Expanding on the biological findings requires consideration of several limitations inherent in combining historical data. The original studies were conducted over a span of several years and used different magnetic resonance imaging scanners, which varied heavily in their magnetic field strengths, recording intervals, and technical specifications.
The participants across the different datasets also received varying drug dosages, encountered different administration methods, and were scanned at wildly different chronological points during their respective drug experiences. Some participants received intravenous injections, while others swallowed capsules. Some researchers began brain scans immediately after administration, while other scientists waited up to two hours for the subjective effects to peak.
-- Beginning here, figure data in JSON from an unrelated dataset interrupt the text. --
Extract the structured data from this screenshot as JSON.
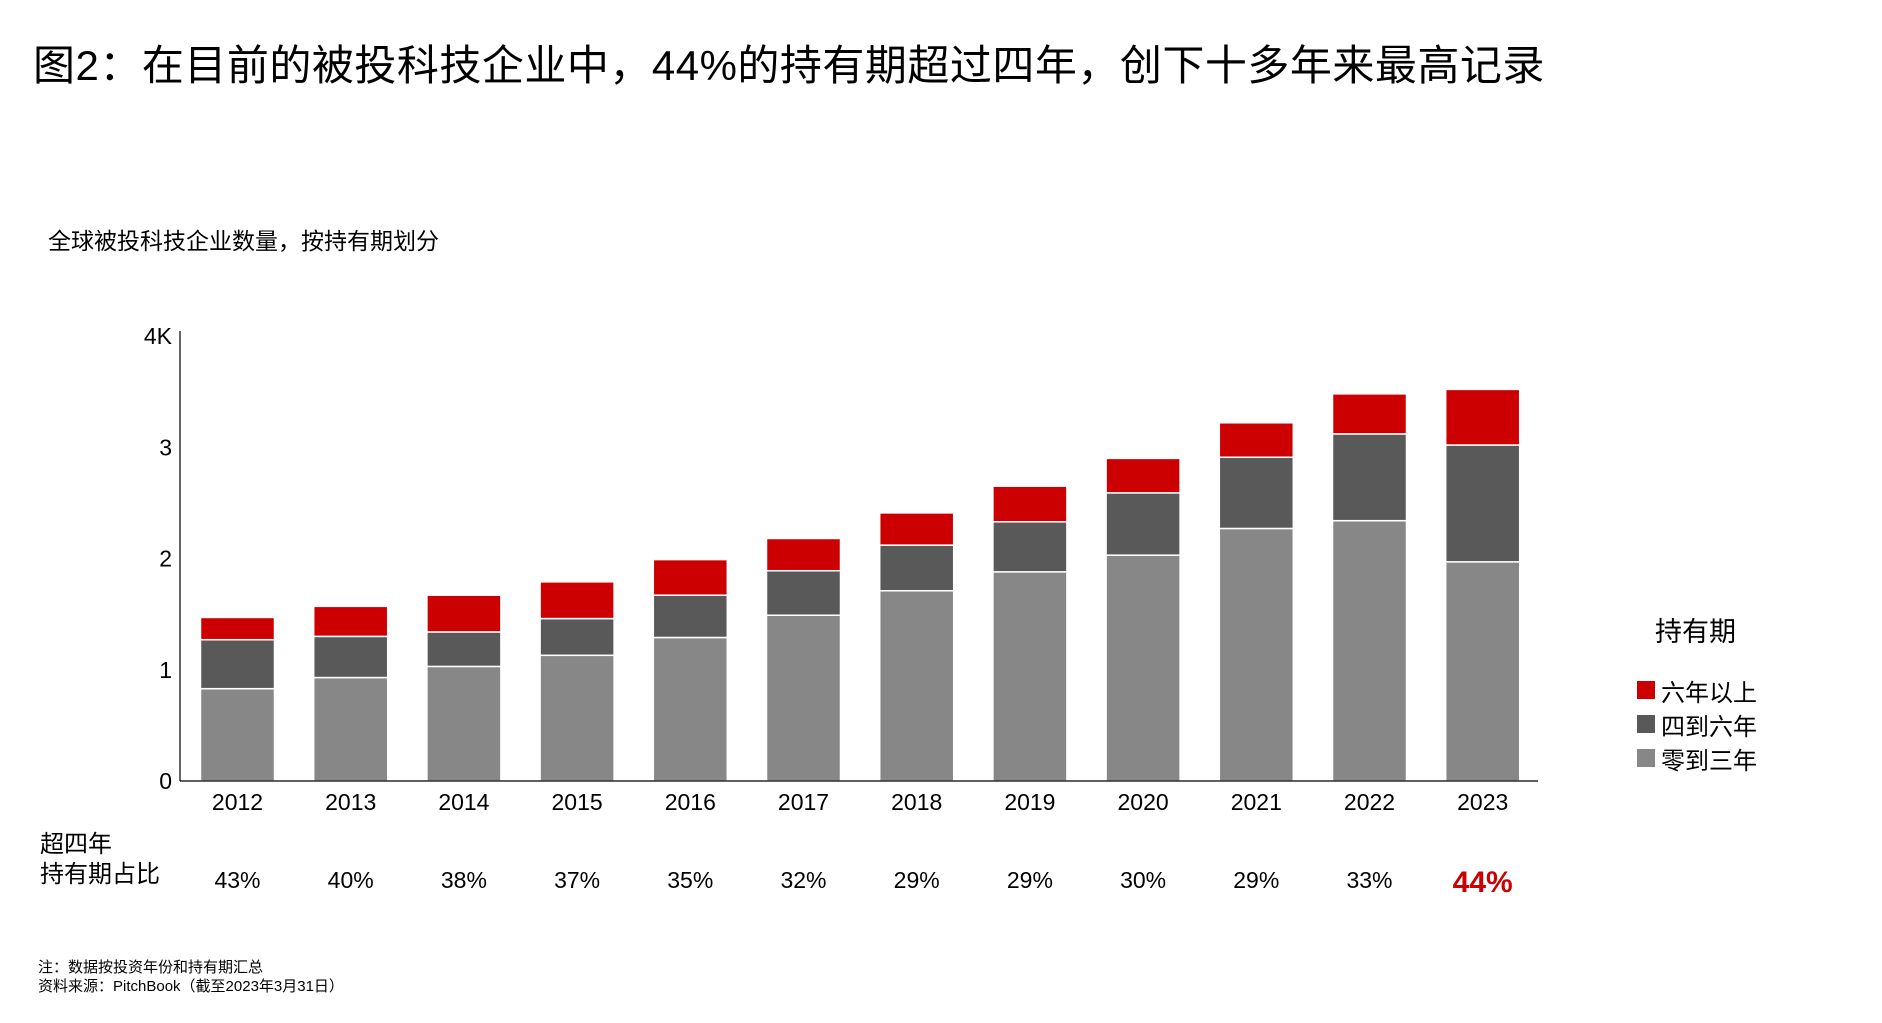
{
  "title": "图2：在目前的被投科技企业中，44%的持有期超过四年，创下十多年来最高记录",
  "subtitle": "全球被投科技企业数量，按持有期划分",
  "chart_data": {
    "type": "bar",
    "stacked": true,
    "categories": [
      "2012",
      "2013",
      "2014",
      "2015",
      "2016",
      "2017",
      "2018",
      "2019",
      "2020",
      "2021",
      "2022",
      "2023"
    ],
    "series": [
      {
        "name": "零到三年",
        "color": "#878787",
        "values": [
          0.83,
          0.93,
          1.03,
          1.13,
          1.29,
          1.49,
          1.71,
          1.88,
          2.03,
          2.27,
          2.34,
          1.97
        ]
      },
      {
        "name": "四到六年",
        "color": "#595959",
        "values": [
          0.44,
          0.37,
          0.31,
          0.33,
          0.38,
          0.4,
          0.41,
          0.45,
          0.56,
          0.64,
          0.78,
          1.05
        ]
      },
      {
        "name": "六年以上",
        "color": "#cc0000",
        "values": [
          0.2,
          0.27,
          0.33,
          0.33,
          0.32,
          0.29,
          0.29,
          0.32,
          0.31,
          0.31,
          0.36,
          0.5
        ]
      }
    ],
    "ylim": [
      0,
      4
    ],
    "yticks": [
      "0",
      "1",
      "2",
      "3",
      "4K"
    ],
    "ytick_values": [
      0,
      1,
      2,
      3,
      4
    ],
    "grid": false,
    "legend": {
      "title": "持有期",
      "placement": "right"
    },
    "share_row": {
      "label_line1": "超四年",
      "label_line2": "持有期占比",
      "values": [
        "43%",
        "40%",
        "38%",
        "37%",
        "35%",
        "32%",
        "29%",
        "29%",
        "30%",
        "29%",
        "33%",
        "44%"
      ],
      "highlight_index": 11,
      "highlight_color": "#cc0000"
    }
  },
  "footnotes": {
    "note": "注：数据按投资年份和持有期汇总",
    "source": "资料来源：PitchBook（截至2023年3月31日）"
  }
}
Differences in simple study design play a role in interpretation as well. The vast majority of the datasets relied on trials that actively compared the drug experience to a placebo control session. However, one dataset lacked a placebo entirely, and another study used a fixed-order design in which the sequence of drug and placebo conditions was not randomized. Such differences can introduce small biases related to participant expectation and novelty.
Head motion remains a persistent challenge in this area of neuroscience. Individuals experiencing the subjective effects of psychedelics have a documented tendency to move around more inside the scanner than those sitting still after receiving a placebo. While the data processing pipelines were formulated to minimize the impact of participant movement on the results, residual visual noise in the imaging data remains unavoidable.
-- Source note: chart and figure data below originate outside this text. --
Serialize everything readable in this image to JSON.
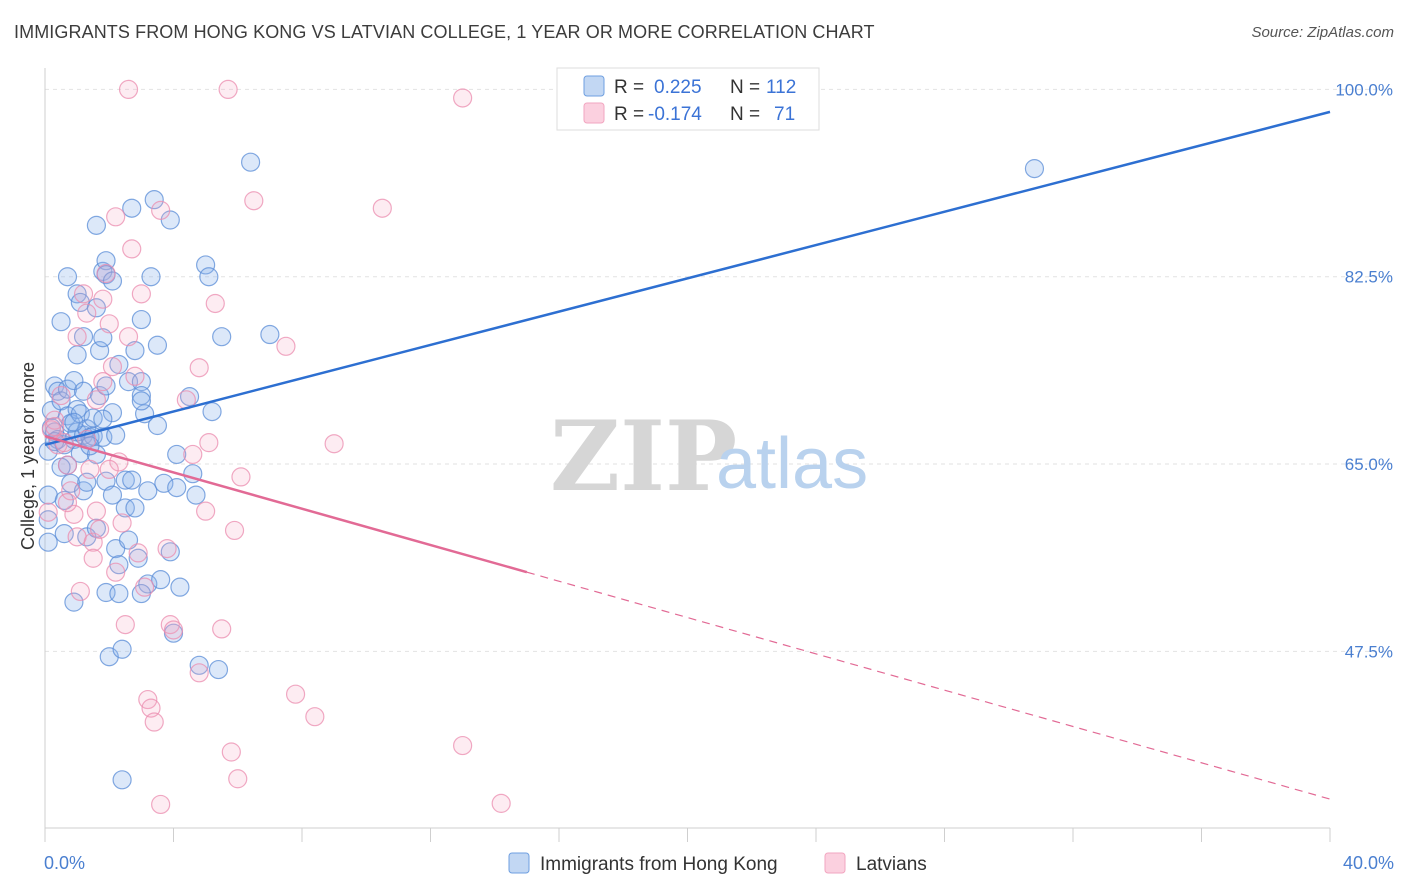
{
  "header": {
    "title": "IMMIGRANTS FROM HONG KONG VS LATVIAN COLLEGE, 1 YEAR OR MORE CORRELATION CHART",
    "source": "Source: ZipAtlas.com"
  },
  "watermark": {
    "zip": "ZIP",
    "atlas": "atlas"
  },
  "legend_top": {
    "rows": [
      {
        "r_label": "R =",
        "r_value": "0.225",
        "n_label": "N =",
        "n_value": "112"
      },
      {
        "r_label": "R =",
        "r_value": "-0.174",
        "n_label": "N =",
        "n_value": "71"
      }
    ]
  },
  "chart_data": {
    "type": "scatter",
    "title": "IMMIGRANTS FROM HONG KONG VS LATVIAN COLLEGE, 1 YEAR OR MORE CORRELATION CHART",
    "xlabel": "",
    "ylabel": "College, 1 year or more",
    "xlim": [
      0,
      40
    ],
    "ylim": [
      31,
      102
    ],
    "x_tick_labels": [
      {
        "value": 0,
        "label": "0.0%"
      },
      {
        "value": 40,
        "label": "40.0%"
      }
    ],
    "y_tick_labels": [
      {
        "value": 47.5,
        "label": "47.5%"
      },
      {
        "value": 65.0,
        "label": "65.0%"
      },
      {
        "value": 82.5,
        "label": "82.5%"
      },
      {
        "value": 100.0,
        "label": "100.0%"
      }
    ],
    "grid": true,
    "legend_position": "bottom-center",
    "colors": {
      "hongkong": "#6f9fe0",
      "latvians": "#f2a6c0",
      "hongkong_line": "#2d6fd1",
      "latvians_line": "#e26a95"
    },
    "series": [
      {
        "name": "Immigrants from Hong Kong",
        "R": 0.225,
        "N": 112,
        "trend": {
          "x0": 0.0,
          "y0": 66.8,
          "x1": 40.0,
          "y1": 97.9
        },
        "points": [
          [
            0.1,
            66.2
          ],
          [
            0.1,
            62.1
          ],
          [
            0.1,
            59.8
          ],
          [
            0.1,
            57.7
          ],
          [
            0.2,
            70.0
          ],
          [
            0.2,
            68.4
          ],
          [
            0.3,
            72.3
          ],
          [
            0.3,
            68.0
          ],
          [
            0.4,
            71.8
          ],
          [
            0.4,
            67.3
          ],
          [
            0.5,
            78.3
          ],
          [
            0.5,
            70.9
          ],
          [
            0.6,
            66.8
          ],
          [
            0.6,
            61.6
          ],
          [
            0.6,
            58.5
          ],
          [
            0.7,
            82.5
          ],
          [
            0.7,
            72.0
          ],
          [
            0.7,
            69.5
          ],
          [
            0.7,
            64.9
          ],
          [
            0.8,
            68.8
          ],
          [
            0.8,
            63.2
          ],
          [
            0.9,
            72.8
          ],
          [
            0.9,
            67.3
          ],
          [
            0.9,
            52.1
          ],
          [
            1.0,
            80.9
          ],
          [
            1.0,
            70.1
          ],
          [
            1.0,
            68.0
          ],
          [
            1.1,
            80.1
          ],
          [
            1.1,
            69.7
          ],
          [
            1.1,
            66.0
          ],
          [
            1.2,
            76.9
          ],
          [
            1.2,
            71.8
          ],
          [
            1.2,
            67.7
          ],
          [
            1.2,
            62.5
          ],
          [
            1.3,
            68.3
          ],
          [
            1.3,
            58.2
          ],
          [
            1.4,
            67.5
          ],
          [
            1.5,
            69.3
          ],
          [
            1.5,
            67.6
          ],
          [
            1.6,
            87.3
          ],
          [
            1.6,
            79.6
          ],
          [
            1.6,
            65.9
          ],
          [
            1.6,
            59.0
          ],
          [
            1.7,
            75.6
          ],
          [
            1.7,
            71.4
          ],
          [
            1.8,
            83.0
          ],
          [
            1.8,
            76.8
          ],
          [
            1.8,
            67.5
          ],
          [
            1.9,
            84.0
          ],
          [
            1.9,
            82.7
          ],
          [
            1.9,
            72.3
          ],
          [
            1.9,
            63.4
          ],
          [
            1.9,
            53.0
          ],
          [
            2.0,
            47.0
          ],
          [
            2.1,
            82.1
          ],
          [
            2.1,
            69.8
          ],
          [
            2.1,
            62.1
          ],
          [
            2.2,
            67.7
          ],
          [
            2.2,
            57.1
          ],
          [
            2.3,
            74.3
          ],
          [
            2.3,
            55.6
          ],
          [
            2.3,
            52.9
          ],
          [
            2.4,
            47.7
          ],
          [
            2.5,
            63.5
          ],
          [
            2.5,
            60.9
          ],
          [
            2.6,
            72.7
          ],
          [
            2.7,
            88.9
          ],
          [
            2.7,
            63.5
          ],
          [
            2.8,
            75.6
          ],
          [
            2.8,
            60.9
          ],
          [
            2.9,
            56.2
          ],
          [
            3.0,
            78.5
          ],
          [
            3.0,
            72.7
          ],
          [
            3.0,
            71.4
          ],
          [
            3.1,
            69.7
          ],
          [
            3.2,
            62.5
          ],
          [
            3.2,
            53.8
          ],
          [
            3.3,
            82.5
          ],
          [
            3.4,
            89.7
          ],
          [
            3.5,
            76.1
          ],
          [
            3.5,
            68.6
          ],
          [
            3.6,
            54.2
          ],
          [
            3.7,
            63.2
          ],
          [
            3.9,
            87.8
          ],
          [
            4.0,
            49.2
          ],
          [
            4.1,
            62.8
          ],
          [
            4.1,
            65.9
          ],
          [
            4.2,
            53.5
          ],
          [
            4.5,
            71.3
          ],
          [
            4.6,
            64.1
          ],
          [
            4.7,
            62.1
          ],
          [
            4.8,
            46.2
          ],
          [
            5.0,
            83.6
          ],
          [
            5.1,
            82.5
          ],
          [
            5.2,
            69.9
          ],
          [
            5.4,
            45.8
          ],
          [
            5.5,
            76.9
          ],
          [
            6.4,
            93.2
          ],
          [
            7.0,
            77.1
          ],
          [
            30.8,
            92.6
          ],
          [
            3.0,
            70.9
          ],
          [
            1.4,
            66.7
          ],
          [
            0.5,
            64.7
          ],
          [
            2.6,
            57.9
          ],
          [
            1.3,
            63.3
          ],
          [
            0.9,
            68.9
          ],
          [
            2.4,
            35.5
          ],
          [
            3.0,
            52.9
          ],
          [
            1.0,
            75.2
          ],
          [
            3.9,
            56.8
          ],
          [
            1.8,
            69.2
          ],
          [
            0.3,
            67.1
          ]
        ]
      },
      {
        "name": "Latvians",
        "R": -0.174,
        "N": 71,
        "trend": {
          "x0": 0.0,
          "y0": 67.6,
          "x1": 15.0,
          "y1": 54.9,
          "dashed_to_x": 40.0,
          "dashed_to_y": 33.7
        },
        "points": [
          [
            0.1,
            60.5
          ],
          [
            0.2,
            68.2
          ],
          [
            0.3,
            69.1
          ],
          [
            0.4,
            66.8
          ],
          [
            0.5,
            71.4
          ],
          [
            0.6,
            67.0
          ],
          [
            0.7,
            64.9
          ],
          [
            0.8,
            62.5
          ],
          [
            0.9,
            60.3
          ],
          [
            1.0,
            76.9
          ],
          [
            1.0,
            58.2
          ],
          [
            1.1,
            53.1
          ],
          [
            1.2,
            80.9
          ],
          [
            1.3,
            79.1
          ],
          [
            1.4,
            64.5
          ],
          [
            1.5,
            57.7
          ],
          [
            1.6,
            71.0
          ],
          [
            1.6,
            60.6
          ],
          [
            1.7,
            58.9
          ],
          [
            1.8,
            80.4
          ],
          [
            1.8,
            72.7
          ],
          [
            1.9,
            82.8
          ],
          [
            2.0,
            78.1
          ],
          [
            2.1,
            74.1
          ],
          [
            2.2,
            88.1
          ],
          [
            2.2,
            54.9
          ],
          [
            2.3,
            65.2
          ],
          [
            2.4,
            59.5
          ],
          [
            2.5,
            50.0
          ],
          [
            2.6,
            76.9
          ],
          [
            2.7,
            85.1
          ],
          [
            2.8,
            73.2
          ],
          [
            2.9,
            56.7
          ],
          [
            3.0,
            80.9
          ],
          [
            3.1,
            53.5
          ],
          [
            3.2,
            43.0
          ],
          [
            3.3,
            42.2
          ],
          [
            3.4,
            40.9
          ],
          [
            3.6,
            33.2
          ],
          [
            3.8,
            57.1
          ],
          [
            3.9,
            50.0
          ],
          [
            4.0,
            49.5
          ],
          [
            4.4,
            71.0
          ],
          [
            4.6,
            65.9
          ],
          [
            4.8,
            74.0
          ],
          [
            4.8,
            45.5
          ],
          [
            5.0,
            60.6
          ],
          [
            5.1,
            67.0
          ],
          [
            5.3,
            80.0
          ],
          [
            5.5,
            49.6
          ],
          [
            5.8,
            38.1
          ],
          [
            5.9,
            58.8
          ],
          [
            6.0,
            35.6
          ],
          [
            6.1,
            63.8
          ],
          [
            6.5,
            89.6
          ],
          [
            7.5,
            76.0
          ],
          [
            7.8,
            43.5
          ],
          [
            8.4,
            41.4
          ],
          [
            9.0,
            66.9
          ],
          [
            10.5,
            88.9
          ],
          [
            13.0,
            99.2
          ],
          [
            13.0,
            38.7
          ],
          [
            14.2,
            33.3
          ],
          [
            2.6,
            100.0
          ],
          [
            5.7,
            100.0
          ],
          [
            1.3,
            67.3
          ],
          [
            0.7,
            61.4
          ],
          [
            3.6,
            88.7
          ],
          [
            2.0,
            64.5
          ],
          [
            1.5,
            56.2
          ],
          [
            0.3,
            68.5
          ]
        ]
      }
    ]
  },
  "legend_bottom": {
    "items": [
      {
        "label": "Immigrants from Hong Kong"
      },
      {
        "label": "Latvians"
      }
    ]
  }
}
To build on this foundational map, the scientists suggest that future research should abandon retrospective pooling and move toward prospectively harmonized trials. In these future projects, multiple laboratories would agree to use identical protocols for drug dosing, participant selection parameters, and brain scanning machine configurations before any data is even gathered.
The study, “An international mega-analysis of psychedelic drug effects on brain circuit function,” was authored by Manesh Girn, Manoj K. Doss, Leor Roseman, Katrin H. Preller, Fernanda Palhano-Fontes, Lorenzo Pasquini, Frederick S. Barrett, Pablo Mallaroni, Natasha L. Mason, Christopher Timmermann, Drummond E. McCulloch, Patrick M. Fisher, Brian S. Winston, Flora Moujaes, Felix Muller, Matthias E. Liechti, Franz X. Vollenweider, Johannes G. Ramaekers, Kim Kuypers, Draulio B. Araujo, Olaf Sporns, Joshua Siegel, Nico Dosenbach, David J. Nutt, Robin L. Carhart-Harris, Emmanuel A. Stamatakis, and Danilo Bzdok.